В торговом центре было пусто. Тихо лилась из невидимых колонок приторная музыка, задачей которой было не раздражать. Флейта, поддерживаемая скрипками, выводила «I Can’t Get No Satisfaction», ставшую тягучей и сладкой, как карамель.

Пошла по второму этажу, где была женская одежда, заранее определив сумму, какую хотела потратить. Продавщицы угадывали ту, кто будет покупать, а не ограничится просмотром и примеркой, и суетливо бегали вокруг, докучая.

Платила картой и черкала на пакете адрес, чтобы позже курьеры доставили вещи домой. Купила плащ, две юбки, серый брючный костюм, несколько пар чулок, нижнее белье, две газовых, легче ветра, итальянских водолазки, а деньги оставались. Повсюду шли распродажи, и Мария в конце перестала мерить одежду, убивая покупками определенную ею сумму, а в динамиках по кругу звучала роллинговская песня, сожранная и перемолотая моллами.

Она не могла получить удовлетворения и ушла, купив на оставшиеся деньги глупый и дорогой французский парик, который тут же выбросила, не вынимая из пакета. Стороживший добычу бомж за ее спиной ринулся к урне и разочарованно отошел — в пакете не было еды.

Шла пешком. Любила Москву. Не город, где росла в восьмидесятых — расхлябанный, ленивый, ухарский, а новую его инкарнацию. Он соответствовал ей — такой же подтянутый, строго, но красиво и удобно одетый. Новые высотки с темными, отражающими солнце стеклами, подходили к ее очкам, строгие линии деловых центров гармонировали с классическим силуэтом ее брючных костюмов, черных или темно-серых.

Зазвонил телефон. Номер не был ей знаком.

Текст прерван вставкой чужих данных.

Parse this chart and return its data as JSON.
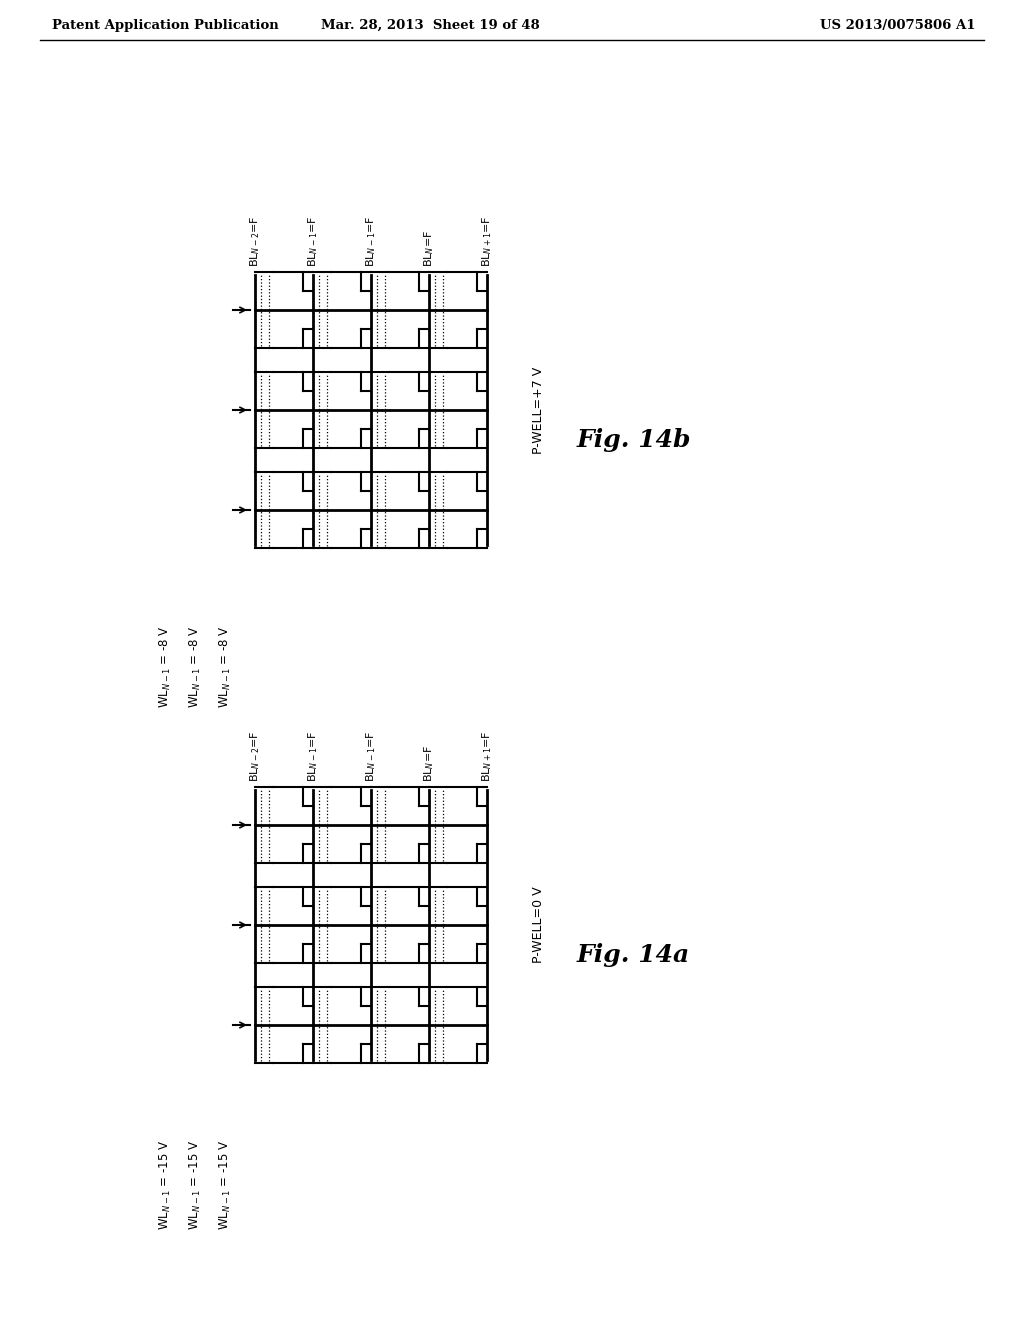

— Не составите компанию за ужином? — спросил Имомали, торопливо пояснив: — Жена с дочкой в Лондоне, а я не люблю есть один.

На вытянутую руку к обочине принял старый, проеденный ржавчиной «Логан» с обмотанной крест-накрест полосками скотча фарой.

Водитель не спросил, сколько заплатит, сразу поехал. Это не было внове — ее подвозили и бесплатно, в надежде взять номер телефона, которым она щедро делилась, всякий раз новым. Не удивило и поведение водилы — первую минуту молчал, затем посмотрел тайком на ее ноги, ощупал взглядом грудь и, поймав взгляд, заискивающе улыбнулся. Как другу, будто нет мыслишек, как бы вставить. Она внутренне поежилась.

На что, интересно, рассчитывает, думала Маша, оценивая сомнительные прелести мужчины — лысину, вытеснившую со лба на затылок и к вискам темно-рыжие волосы, очки с толстыми стеклами, за которыми глаза кажутся удивленными, пояс сала вокруг талии, неожиданно сильные руки, обтянутые майкой до локтей.

Водитель, посопев, выдавил натужно:

— Хорошо хоть, по городу стало можно проехать, — имея в виду, что в Москве стало меньше машин.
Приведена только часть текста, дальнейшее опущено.